When I saw him again, I felt he was really going to die soon. He sat in his chair, collapsed, with his elbows on the arms of the chair and his hands drooping. It seemed difficult for him to look at things, and he held his face bowed down, so that the light from the window did not reveal his pupils, but only the edge of the lower lids, which gave the impression of his eyes having been put out. I remembered what the poet had said, and I trembled before this man whose life was over, who reviewed almost his entire existence like a terrible sovereign, and was wrapped in a beauty that was of God.

CHAPTER IX

Some one knocked at the door.

It was time for the doctor. The sick man raised himself uncertainly in
awe of the master.

"How have you been to-day?"

"Bad."

"Well, well," the doctor said lightly.

They were left alone together. The man dropped down again with a slowness and awkwardness that would have seemed ridiculous if it had not been so sad. The doctor stood between us.

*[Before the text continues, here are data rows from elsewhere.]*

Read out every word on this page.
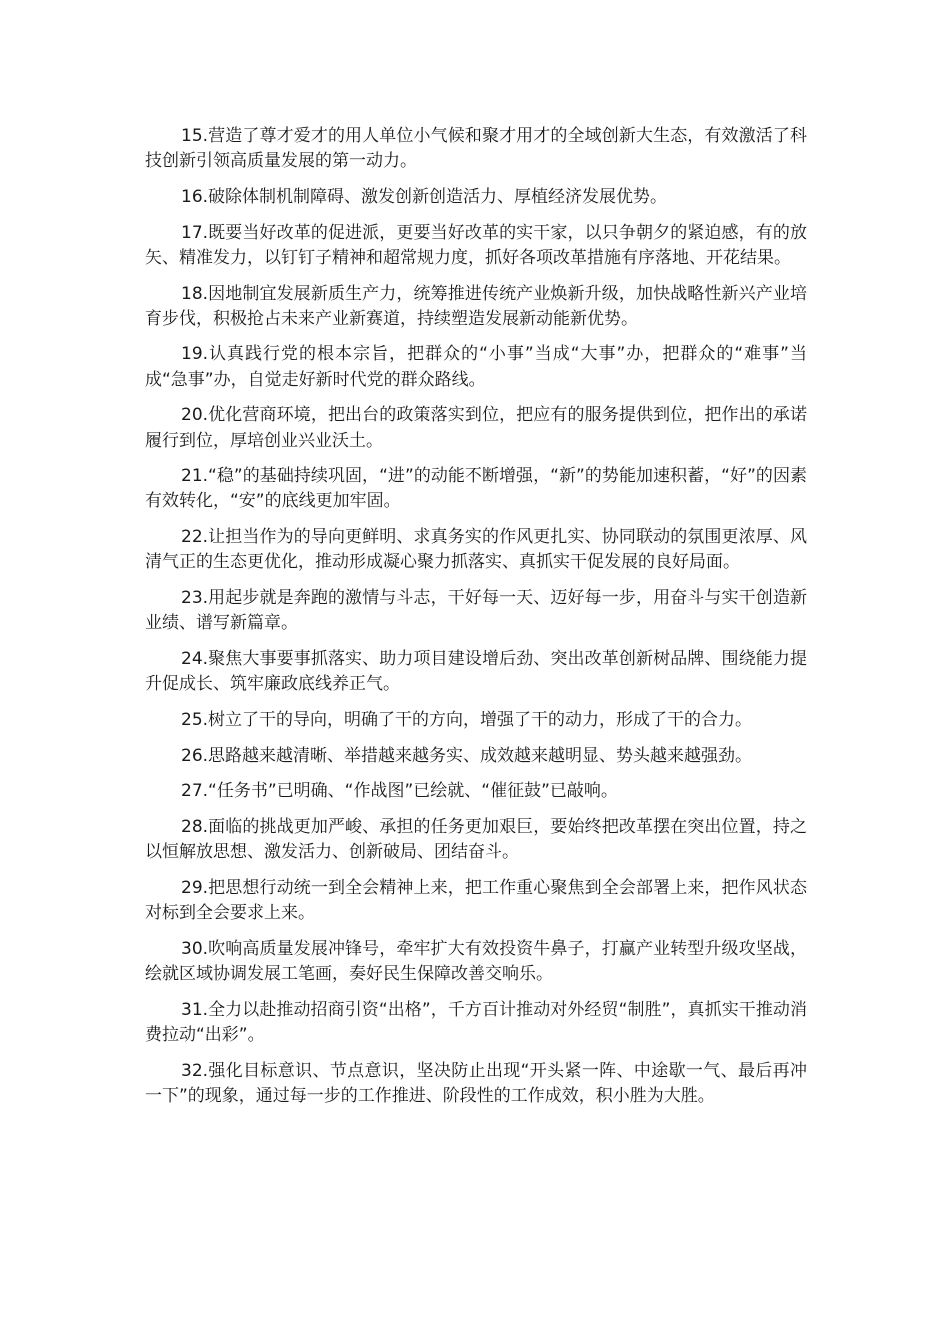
15.营造了尊才爱才的用人单位小气候和聚才用才的全域创新大生态，有效激活了科技创新引领高质量发展的第一动力。

16.破除体制机制障碍、激发创新创造活力、厚植经济发展优势。

17.既要当好改革的促进派，更要当好改革的实干家，以只争朝夕的紧迫感，有的放矢、精准发力，以钉钉子精神和超常规力度，抓好各项改革措施有序落地、开花结果。

18.因地制宜发展新质生产力，统筹推进传统产业焕新升级，加快战略性新兴产业培育步伐，积极抢占未来产业新赛道，持续塑造发展新动能新优势。

19.认真践行党的根本宗旨，把群众的“小事”当成“大事”办，把群众的“难事”当成“急事”办，自觉走好新时代党的群众路线。

20.优化营商环境，把出台的政策落实到位，把应有的服务提供到位，把作出的承诺履行到位，厚培创业兴业沃土。

21.“稳”的基础持续巩固，“进”的动能不断增强，“新”的势能加速积蓄，“好”的因素有效转化，“安”的底线更加牢固。

22.让担当作为的导向更鲜明、求真务实的作风更扎实、协同联动的氛围更浓厚、风清气正的生态更优化，推动形成凝心聚力抓落实、真抓实干促发展的良好局面。

23.用起步就是奔跑的激情与斗志，干好每一天、迈好每一步，用奋斗与实干创造新业绩、谱写新篇章。

24.聚焦大事要事抓落实、助力项目建设增后劲、突出改革创新树品牌、围绕能力提升促成长、筑牢廉政底线养正气。

25.树立了干的导向，明确了干的方向，增强了干的动力，形成了干的合力。

26.思路越来越清晰、举措越来越务实、成效越来越明显、势头越来越强劲。

27.“任务书”已明确、“作战图”已绘就、“催征鼓”已敲响。

28.面临的挑战更加严峻、承担的任务更加艰巨，要始终把改革摆在突出位置，持之以恒解放思想、激发活力、创新破局、团结奋斗。

29.把思想行动统一到全会精神上来，把工作重心聚焦到全会部署上来，把作风状态对标到全会要求上来。

30.吹响高质量发展冲锋号，牵牢扩大有效投资牛鼻子，打赢产业转型升级攻坚战，绘就区域协调发展工笔画，奏好民生保障改善交响乐。

31.全力以赴推动招商引资“出格”，千方百计推动对外经贸“制胜”，真抓实干推动消费拉动“出彩”。

32.强化目标意识、节点意识，坚决防止出现“开头紧一阵、中途歇一气、最后再冲一下”的现象，通过每一步的工作推进、阶段性的工作成效，积小胜为大胜。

"How has your heart been behaving?"

By an instinct which seemed tragic to me, they both lowered their voices, and in a low tone the sick man gave his daily account of the progress of his malady.

The man of science listened, interrupted, and nodded his head in approval. He put an end to the recital by repeating his usual meaningless assurances, in a raised voice now and with his usual broad gesture.

"Well, well, I see there's nothing new."

He shifted his position and I saw the patient, his drawn features and wild eyes. He was all shaken up by this talking about the dreadful riddle of his illness.

He calmed himself, and began to converse with the doctor, who let himself down squarely into a chair, with an affable manner. He started several topics, then in spite of himself returned to the sinister thing he carried within him, his disease.

"Disgusting!" he said.

"Bah!" said the doctor, who was blasé.

Then he rose.

"Well, till to-morrow!"

"Yes, for the consultation."

"Yes. Well, good-by!"

The doctor went out, lightly carrying the burden of misery and cruel memories, the weight of which he had ceased to feel.